CORVALLIS, Ore. - Drug addiction expert John Gillis has trekked along heroin smuggling routes from Pakistan to Nigeria, watched addicts put coal tar in their ears to prolong an opium high, and seen junkies so desperate for a fix they have resorted to sniffing gasoline and insect spray.

And he has come to a simple, frightening conclusion: Drug treatment programs don't really work.

There is no magic elixir, no 12-step program that will effectively take a majority of dopers off their dope, said Gillis, a psychology professor at Oregon State University who has conducted research as a Fulbright fellow in India and Greece and as a visiting professor in Egypt, Pakistan and the U.K.

The motivation for getting clean, he points out, must come from within.

"You have to be willing to go through a lot of pain and suffering," Gillis said. "Most addicts don't want to do that. Those who really are motivated to quit often will do it on their own. Ninety percent of the Vietnam veterans who became heavy heroin users during the war quit on their own when they returned to the U.S.

"They really weren't at risk in the first place. When they got home they saw it was dangerous and it was expensive, so they just quit. End of story."

Gillis' own research in Oregon reached a similar conclusion - it isn't the physiology of drug abuse that needs to be addressed, but the psychology. Gillis and his OSU colleagues have found that treatment strategies which focus on detoxification - or eliminating the physical dependence on a drug - are beneficial only in the short term.

Eventually, the underlying causes of addiction must be addressed, Gillis said, or relapse is inevitable.

Not everyone agrees. Some treatment centers claim a high degree of success but those claims, Gillis says, should be taken with a very large grain of salt. He cited one example of a center that claimed successful "rehabilitation" because its patients had not returned for more treatment.

"They could have been dead or lying in a gutter, though," Gillis said.

Other success claims are based on drug-free stretches of three, six or nine months, Gillis said. Relapses after a year, however, are not uncommon.

The Oregon State University professor has become something of a drug counselor to the world. During the last several years, Gillis has been invited to a number of Third World countries to work with health and social services officials on drug addiction problems. His "patients" have included India, Pakistan, Cyprus, Nigeria, Bangladesh, Micronesia, Bahrain and Qatar.

His message to those countries carries a common refrain: You can invest billions of dollars in drug treatment programs with very little effect. In the long run, that money would better be spent on prevention through education.

And the earlier, the better.

Gillis says that some individuals can successfully be rehabilitated through treatment programs. But the odds, he added, are stacked against them.

"The most successful treatment programs in the world tend to be those with the harshest methods," Gillis said. "In Singapore, for example, they are like boot camps. They follow patients around for three years after they leave the centers, taking frequent urine samples to test for drug use. If the patients are caught on drugs, it's right back to boot camp.

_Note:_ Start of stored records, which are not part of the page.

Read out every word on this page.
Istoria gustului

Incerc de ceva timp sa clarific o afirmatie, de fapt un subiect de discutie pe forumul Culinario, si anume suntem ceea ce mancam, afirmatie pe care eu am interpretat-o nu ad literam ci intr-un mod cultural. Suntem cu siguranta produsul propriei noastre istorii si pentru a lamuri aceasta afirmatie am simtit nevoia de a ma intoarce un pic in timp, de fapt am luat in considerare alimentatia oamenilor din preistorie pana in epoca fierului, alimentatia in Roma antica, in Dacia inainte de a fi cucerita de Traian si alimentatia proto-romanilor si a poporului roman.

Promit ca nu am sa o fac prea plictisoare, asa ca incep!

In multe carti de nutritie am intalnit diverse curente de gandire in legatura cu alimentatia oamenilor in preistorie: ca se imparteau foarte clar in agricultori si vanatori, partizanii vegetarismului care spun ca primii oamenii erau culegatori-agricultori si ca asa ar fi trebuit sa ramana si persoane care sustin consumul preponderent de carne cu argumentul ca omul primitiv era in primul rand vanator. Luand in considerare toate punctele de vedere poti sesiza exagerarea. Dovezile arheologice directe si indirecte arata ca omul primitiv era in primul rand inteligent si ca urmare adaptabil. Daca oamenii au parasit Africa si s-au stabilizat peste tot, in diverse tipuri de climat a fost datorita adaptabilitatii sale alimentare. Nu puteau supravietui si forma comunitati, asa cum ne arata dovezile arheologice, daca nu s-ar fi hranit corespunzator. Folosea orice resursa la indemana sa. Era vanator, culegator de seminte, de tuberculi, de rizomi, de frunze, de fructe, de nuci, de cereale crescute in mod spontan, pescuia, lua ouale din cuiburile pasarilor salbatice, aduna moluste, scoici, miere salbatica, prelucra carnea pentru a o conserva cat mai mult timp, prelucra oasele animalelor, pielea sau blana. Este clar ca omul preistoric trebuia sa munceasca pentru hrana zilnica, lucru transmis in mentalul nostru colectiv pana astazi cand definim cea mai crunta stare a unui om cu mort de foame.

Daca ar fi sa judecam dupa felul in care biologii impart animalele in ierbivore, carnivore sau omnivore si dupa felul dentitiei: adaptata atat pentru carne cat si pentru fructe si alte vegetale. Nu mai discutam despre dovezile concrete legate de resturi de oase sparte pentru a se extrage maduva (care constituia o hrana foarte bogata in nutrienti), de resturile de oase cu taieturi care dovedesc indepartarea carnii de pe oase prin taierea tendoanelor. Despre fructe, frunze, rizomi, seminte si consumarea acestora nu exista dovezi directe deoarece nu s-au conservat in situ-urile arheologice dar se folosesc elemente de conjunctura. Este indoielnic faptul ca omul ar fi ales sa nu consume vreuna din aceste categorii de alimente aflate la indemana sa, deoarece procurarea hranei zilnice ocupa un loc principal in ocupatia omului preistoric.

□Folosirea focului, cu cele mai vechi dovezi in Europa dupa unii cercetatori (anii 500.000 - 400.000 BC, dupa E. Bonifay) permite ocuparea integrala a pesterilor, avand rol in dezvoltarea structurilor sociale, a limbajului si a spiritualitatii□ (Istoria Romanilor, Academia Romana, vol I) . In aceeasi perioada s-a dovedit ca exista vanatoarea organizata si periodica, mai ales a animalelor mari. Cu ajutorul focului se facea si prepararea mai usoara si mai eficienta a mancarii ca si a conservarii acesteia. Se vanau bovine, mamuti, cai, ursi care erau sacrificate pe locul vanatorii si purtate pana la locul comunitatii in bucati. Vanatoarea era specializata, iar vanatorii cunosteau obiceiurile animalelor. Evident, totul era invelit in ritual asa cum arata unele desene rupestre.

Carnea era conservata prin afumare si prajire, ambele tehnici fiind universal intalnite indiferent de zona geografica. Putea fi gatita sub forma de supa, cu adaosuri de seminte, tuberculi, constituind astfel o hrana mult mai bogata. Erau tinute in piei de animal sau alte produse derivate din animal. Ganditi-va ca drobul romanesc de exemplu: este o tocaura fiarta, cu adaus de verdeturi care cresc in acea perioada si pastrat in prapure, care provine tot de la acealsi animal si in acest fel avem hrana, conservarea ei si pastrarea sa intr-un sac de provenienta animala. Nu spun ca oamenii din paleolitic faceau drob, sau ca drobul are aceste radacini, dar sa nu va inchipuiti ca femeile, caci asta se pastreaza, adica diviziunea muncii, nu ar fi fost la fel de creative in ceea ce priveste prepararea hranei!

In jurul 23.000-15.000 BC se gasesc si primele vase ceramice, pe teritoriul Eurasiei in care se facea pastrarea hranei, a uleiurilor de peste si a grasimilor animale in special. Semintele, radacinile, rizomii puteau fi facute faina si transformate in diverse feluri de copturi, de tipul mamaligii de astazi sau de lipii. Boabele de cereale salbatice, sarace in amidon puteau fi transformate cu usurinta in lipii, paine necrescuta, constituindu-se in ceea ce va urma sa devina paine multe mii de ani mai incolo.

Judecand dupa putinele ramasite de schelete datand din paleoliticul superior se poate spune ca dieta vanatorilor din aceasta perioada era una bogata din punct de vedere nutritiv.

"Even at that," he added, "they have a 50 percent relapse rate."

The best treatment centers in the United States can offer only a one-in- three chance of recovery, Gillis says, and that "is awfully optimistic." Treatment centers shouldn't be completely forsaken in the war on drugs, he added, but more money should be diverted to education.

"The best way to address the drug addiction problem, essentially, is to produce people who aren't going to do drugs," Gillis said. "It isn't a question of supply - drugs will always be available. It's more a question of attitude and of outlook on life."

Cutting off shipments of illegal drugs from other countries is a noble idea, Gillis said, but it is hardly an effective one. Whenever supplies of cocaine or heroin are threatened, new waves of synthetic compounds like PCP, Fentanyl and a variety of methamphetamine designer drugs hit the streets, from Portland, Ore., to New York City.

And those designer drugs are more powerful, more addictive and more difficult to trace than "traditional" street drugs, Gillis pointed out.

"With drugs like crack and ice, you only need a few exposures and you run a high likelihood of being addicted. People talk about cutting off the supply of drugs, but the truth of the matter is that anyone with high school chemistry can produce all the drugs they need in their own basement."